First, one of my very best friends, David Shiften, is one of the four Jewish cops in the city of Pittsburgh (out of a police force of 900). David’s station is in Squirrel Hill. In fact, his precinct house is located only 4 blocks from the Tree of Life. David is known by all in Squirrel Hill as the Jewish cop in Pittsburgh, and he was on the scene yesterday (and, thankfully, is still alive). Second, I had a college classmate at Columbia, named Jonathan Berkun, who is now a rabbi in Florida -- and Jonathan not only grew up in Pittsburgh, but his father, Alvin Berkun, was the former rabbi of the Tree of Life Synagogue. Yesterday, the father happened not go to services because Jonathan’s mother wasn’t feeling well and asked Alvin to stay home -- and Alvin is now a retired rabbi, so he skipped a Saturday. It very likely may have saved his life. Finally, HIAS was the organization that brought me, and my mother and grandmother (and countless other Jewish refugees) to the United States in 1979. So all of this hits very close to home.

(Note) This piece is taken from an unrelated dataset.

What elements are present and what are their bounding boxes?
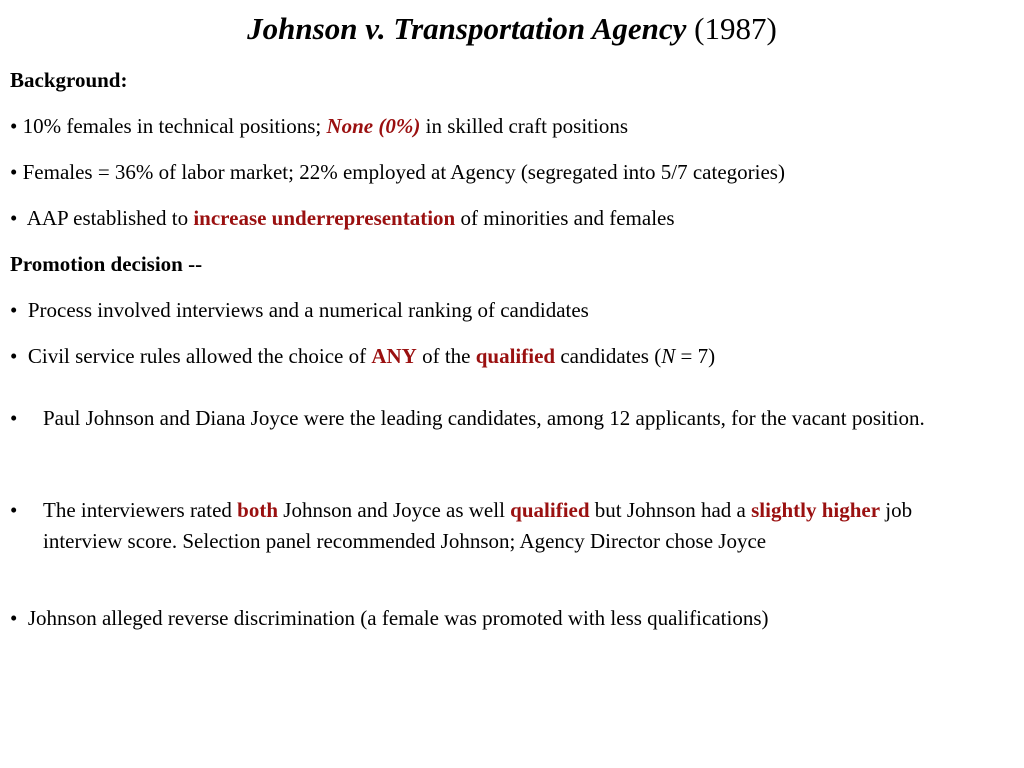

Jewish philosopher Emil Fackenheim wrote many books but he is best known for a single phrase, a new commandment. Fackenheim taught that, in addition to the 613 commandments of Torah, Jews should observe a 614th -- not to grant Hitler a posthumous victory. While Fackenheim’s remarks were directed toward the generation after the Holocaust, his wisdom is relevant for us today.  He wrote.
“We are commanded, first, to survive as Jews, lest the Jewish people perish. We are commanded, second, to remember in our very guts and bones the martyrs of the holocaust, lest their memory perish. We are forbidden, thirdly, to deny or despair of God, however much we may have to contend with him or with belief in him, lest Judaism perish. We are forbidden, finally, to despair of the world as the place which is to become the kingdom of God, lest we help make it a meaningless place in which God is dead or irrelevant and everything is permitted.”

And so we honor the memory of the victims of this past Shabbat’s attack by embracing our Judaism and living an active Jewish life.  And I would like for all of us to lovingly recall: 

Joyce Feinberg, 75
Richard Gottfried, 65
Rose Mallinger, 97
Jerry Rabinowitz, 66
Cecil Rosenthal, 59
David Rosenthal, 54
Bernice Simon, 84
Sylvan Simon, 86
Daniel Stein, 71
Melvin Wax, 88
Irving Younger, 69

This evening, in a darkened world, we stand together. Committed to love each other more. To bring more light into the world. To tend that ancient tree of life together so that it grows, more, everywhere, tended by us all, together.

I will close with the words we use every time we return the torah - words from Proverbs and Lamentations, words that form the inspiration for the name of the temple with which we are mourning tonight: It is a tree of life to those who hold fast to it (wisdom/Torah); all of its supporters are happy. All its ways are ways of pleasantness and all its paths are peace. Return us to you, God, and we shall truly return. We shall return to our better and our best selves. 
Close singing w/ eitz chayim hi - lamachazikim bah.